I am sinking in KindergartenJennifer Doyle
Kindergarten is going really, really well. Carson, my child who once threw the most amazing fits ever at any sort of structured activity and would scream if I tried to leave him anywhere, is now the child that hops out of the car in the drop off line without even bothering to look back or wave or even acknowledge my existence. When I pick him up, he’s all smiles, though the only thing he ever tells me about his day is about either recess or lunch.
“What was the best thing about school today?” I ask, a question I learned from the Internet that is supposed to be great for getting a conversation started with your five-year-old.
“Recess,” he answers simply without elaboration. The Internet lies sometimes.
I do know that he likes Kindergarten, though, and that is a very good thing.
But I am completely lost in Kindergarten.
I know that elementary school is different, but I’m used to preschool and seeing and speaking to his teacher every day. Communication between preschool and home was always very clear. I knew what I needed to send in and when, I knew what he did in school each day, and if I had any questions, I knew I could get an answer that day.
It’s just SO, SO different now. I guess that just like Carson had to quickly gain independence, I also need to learn the ins and outs of Kindergarten without someone holding my hand. Sink or swim!
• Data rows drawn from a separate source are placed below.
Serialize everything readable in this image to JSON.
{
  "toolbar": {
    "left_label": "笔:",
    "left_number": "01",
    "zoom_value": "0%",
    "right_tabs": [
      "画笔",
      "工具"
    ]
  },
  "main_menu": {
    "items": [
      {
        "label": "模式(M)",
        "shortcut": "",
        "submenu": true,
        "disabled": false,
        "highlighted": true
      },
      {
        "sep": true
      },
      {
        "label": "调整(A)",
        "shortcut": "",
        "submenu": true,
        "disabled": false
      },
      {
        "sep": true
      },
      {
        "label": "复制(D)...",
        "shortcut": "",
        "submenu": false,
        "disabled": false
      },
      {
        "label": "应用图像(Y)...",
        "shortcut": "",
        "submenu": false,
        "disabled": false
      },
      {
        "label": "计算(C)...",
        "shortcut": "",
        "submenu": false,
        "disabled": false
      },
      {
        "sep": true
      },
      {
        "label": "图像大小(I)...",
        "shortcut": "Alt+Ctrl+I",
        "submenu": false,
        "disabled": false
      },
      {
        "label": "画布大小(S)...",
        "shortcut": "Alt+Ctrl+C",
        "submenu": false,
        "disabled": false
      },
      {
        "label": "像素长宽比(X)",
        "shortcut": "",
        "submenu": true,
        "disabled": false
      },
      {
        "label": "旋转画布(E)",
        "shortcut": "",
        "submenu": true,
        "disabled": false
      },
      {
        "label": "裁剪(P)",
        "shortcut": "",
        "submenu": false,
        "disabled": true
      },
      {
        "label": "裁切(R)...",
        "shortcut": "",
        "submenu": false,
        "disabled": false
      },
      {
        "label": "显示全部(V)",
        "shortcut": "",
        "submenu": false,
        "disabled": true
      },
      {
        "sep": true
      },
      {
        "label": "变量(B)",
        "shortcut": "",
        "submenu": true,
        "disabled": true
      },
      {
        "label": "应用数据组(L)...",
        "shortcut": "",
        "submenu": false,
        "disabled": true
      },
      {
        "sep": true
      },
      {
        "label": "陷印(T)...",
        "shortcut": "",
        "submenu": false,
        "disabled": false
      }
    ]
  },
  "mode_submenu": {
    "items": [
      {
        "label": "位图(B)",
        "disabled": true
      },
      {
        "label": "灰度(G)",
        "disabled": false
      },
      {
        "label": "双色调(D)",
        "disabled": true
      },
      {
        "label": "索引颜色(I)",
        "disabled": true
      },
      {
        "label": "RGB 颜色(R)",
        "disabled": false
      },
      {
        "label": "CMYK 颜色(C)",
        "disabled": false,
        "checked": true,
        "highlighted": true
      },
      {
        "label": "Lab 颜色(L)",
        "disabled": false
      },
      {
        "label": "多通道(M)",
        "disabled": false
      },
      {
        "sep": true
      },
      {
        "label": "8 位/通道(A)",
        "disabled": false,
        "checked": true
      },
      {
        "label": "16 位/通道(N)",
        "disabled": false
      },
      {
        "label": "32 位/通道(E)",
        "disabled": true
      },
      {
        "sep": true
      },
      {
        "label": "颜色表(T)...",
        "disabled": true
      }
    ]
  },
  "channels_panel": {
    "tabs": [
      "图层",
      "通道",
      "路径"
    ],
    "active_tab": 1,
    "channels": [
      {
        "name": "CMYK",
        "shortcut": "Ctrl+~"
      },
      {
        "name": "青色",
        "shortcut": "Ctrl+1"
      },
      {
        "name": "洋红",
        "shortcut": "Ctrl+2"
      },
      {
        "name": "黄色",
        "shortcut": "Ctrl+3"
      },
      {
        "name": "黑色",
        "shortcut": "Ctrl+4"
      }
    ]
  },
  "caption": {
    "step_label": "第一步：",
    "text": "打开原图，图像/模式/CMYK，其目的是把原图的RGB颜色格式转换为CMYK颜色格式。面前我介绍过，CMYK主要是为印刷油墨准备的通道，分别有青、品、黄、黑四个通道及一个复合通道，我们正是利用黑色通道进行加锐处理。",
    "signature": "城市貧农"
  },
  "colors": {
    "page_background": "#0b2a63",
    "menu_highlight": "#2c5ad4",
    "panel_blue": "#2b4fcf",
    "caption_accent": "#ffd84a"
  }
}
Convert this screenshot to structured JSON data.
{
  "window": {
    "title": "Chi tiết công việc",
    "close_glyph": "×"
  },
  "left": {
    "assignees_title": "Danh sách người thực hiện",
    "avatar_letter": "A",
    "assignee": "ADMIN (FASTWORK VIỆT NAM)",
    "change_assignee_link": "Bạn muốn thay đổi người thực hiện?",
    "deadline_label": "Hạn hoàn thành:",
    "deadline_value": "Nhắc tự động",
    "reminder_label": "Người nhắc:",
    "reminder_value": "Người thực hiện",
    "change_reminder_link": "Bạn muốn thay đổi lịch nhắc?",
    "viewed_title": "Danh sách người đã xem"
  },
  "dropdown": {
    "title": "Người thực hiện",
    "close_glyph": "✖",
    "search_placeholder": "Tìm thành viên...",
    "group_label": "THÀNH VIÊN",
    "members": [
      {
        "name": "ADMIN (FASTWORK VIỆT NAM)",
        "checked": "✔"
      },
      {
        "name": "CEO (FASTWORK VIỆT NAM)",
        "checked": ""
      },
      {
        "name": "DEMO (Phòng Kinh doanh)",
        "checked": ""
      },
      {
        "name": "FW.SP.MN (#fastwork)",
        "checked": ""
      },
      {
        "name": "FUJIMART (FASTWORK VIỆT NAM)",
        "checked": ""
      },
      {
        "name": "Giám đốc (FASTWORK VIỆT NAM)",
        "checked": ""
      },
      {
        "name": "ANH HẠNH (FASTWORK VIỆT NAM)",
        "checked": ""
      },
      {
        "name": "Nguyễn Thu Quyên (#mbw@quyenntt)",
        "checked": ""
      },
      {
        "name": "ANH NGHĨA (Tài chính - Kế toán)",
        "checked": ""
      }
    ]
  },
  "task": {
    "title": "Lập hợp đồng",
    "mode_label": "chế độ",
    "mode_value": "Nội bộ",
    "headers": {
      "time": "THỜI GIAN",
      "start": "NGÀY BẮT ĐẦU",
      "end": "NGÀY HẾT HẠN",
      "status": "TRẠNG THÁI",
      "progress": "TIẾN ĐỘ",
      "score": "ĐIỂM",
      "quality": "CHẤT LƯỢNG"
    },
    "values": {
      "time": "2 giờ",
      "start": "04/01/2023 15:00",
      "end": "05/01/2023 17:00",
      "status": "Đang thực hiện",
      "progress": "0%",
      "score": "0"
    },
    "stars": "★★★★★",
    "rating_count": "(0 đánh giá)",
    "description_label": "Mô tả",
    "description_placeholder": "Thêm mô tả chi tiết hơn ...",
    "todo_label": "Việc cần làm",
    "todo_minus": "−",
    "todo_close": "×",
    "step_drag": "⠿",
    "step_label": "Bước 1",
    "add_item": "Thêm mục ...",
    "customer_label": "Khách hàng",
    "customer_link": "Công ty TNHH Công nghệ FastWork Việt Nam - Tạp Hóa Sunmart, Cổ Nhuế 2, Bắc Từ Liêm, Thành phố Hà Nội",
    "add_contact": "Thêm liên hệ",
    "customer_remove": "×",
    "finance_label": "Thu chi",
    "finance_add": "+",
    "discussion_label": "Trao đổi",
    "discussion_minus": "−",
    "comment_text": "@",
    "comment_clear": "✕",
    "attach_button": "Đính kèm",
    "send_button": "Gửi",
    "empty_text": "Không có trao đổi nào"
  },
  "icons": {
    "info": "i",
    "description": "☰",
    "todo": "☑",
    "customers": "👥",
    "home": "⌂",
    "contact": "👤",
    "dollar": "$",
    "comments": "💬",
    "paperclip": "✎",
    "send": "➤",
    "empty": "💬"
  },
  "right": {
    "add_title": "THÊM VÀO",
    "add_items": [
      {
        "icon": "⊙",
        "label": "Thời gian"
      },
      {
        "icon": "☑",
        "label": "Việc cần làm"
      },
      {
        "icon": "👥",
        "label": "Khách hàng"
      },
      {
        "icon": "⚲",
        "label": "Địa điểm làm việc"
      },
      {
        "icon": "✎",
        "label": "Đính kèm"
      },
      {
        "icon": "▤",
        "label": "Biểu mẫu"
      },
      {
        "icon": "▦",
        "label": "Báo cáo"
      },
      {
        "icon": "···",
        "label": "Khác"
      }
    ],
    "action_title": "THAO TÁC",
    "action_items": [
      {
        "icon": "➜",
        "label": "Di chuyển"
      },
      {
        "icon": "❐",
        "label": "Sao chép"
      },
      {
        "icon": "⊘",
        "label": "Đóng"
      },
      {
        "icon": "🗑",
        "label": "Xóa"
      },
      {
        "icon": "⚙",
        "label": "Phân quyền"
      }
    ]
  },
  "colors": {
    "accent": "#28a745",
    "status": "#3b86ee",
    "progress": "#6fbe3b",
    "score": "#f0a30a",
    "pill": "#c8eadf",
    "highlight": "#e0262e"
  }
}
The school has encouraged the parents to set up an online account to pay for school lunches, which is genius but also makes me miss the days of the weekly visit with the lunch lady to buy a lunch card that got stamped. A student number is required to set up an account and takes a few weeks before Kindergarteners are assigned their number. Totally to be expected, no big deal. In the meantime, I’ve sent money in a sealed envelope for Carson’s lunch only to have it returned at the end of the day, unopened in his backpack.
“How did you pay for lunch, Carson?!”
“I just used my lunch number to pay for it, Mom,” Carson told me. Well, gosh, DUH.
I DON’T EVEN KNOW WHAT A LUNCH NUMBER IS.
Our very first homework assignment was sent home on a Friday afternoon with a due date of Monday, August 25, which was confusing because the following Monday was August 22. “Some ideas to help you with this project are on the back of this paper,” it said mockingly. There were no ideas or instructions. YOU GUYS! I thrive on rules! I didn’t want to screw up the very first assignment!
Notes and emails with my questions have been sent to his teacher, but I’ve yet to get any replies from her.
I do get lots of cryptic notes sent home on behalf of the PTO and the Box Tops Coordinator, though. Box Tops, what? The notes are obviously written for people with previous experience in school. I have NO EARTHLY IDEA what they are talking about in these notes. I think I’m supposed to send something in, but I’m not sure what I’m supposed to send in and I think they are looking for volunteers for something, but I don’t know what that something is.
The morning drop off line at school is….confusing. It’s especially confusing when you’re sending your very first child to the school and it’s never been explained. If it weren’t for my neighbor who I followed to school the first week so I could learn the system, I’d probably have caused a complete gridlock of their carefully orchestrated drop off system.
This school is one of the top public elementary schools in the state, I’ve never heard a negative word spoken about any of the teachers or the school itself. I just don’t understand how it is that I seem to be the only parent who is lost most of the time. Their website is chock full of information, but again, it’s written for people with some background information. I wonder if I missed some important memo titled, “Here’s what you need to know to decode everything on our website and every note that comes home.”
Please tell me that I’m going to get the hang of this whole Kindergarten thing, right?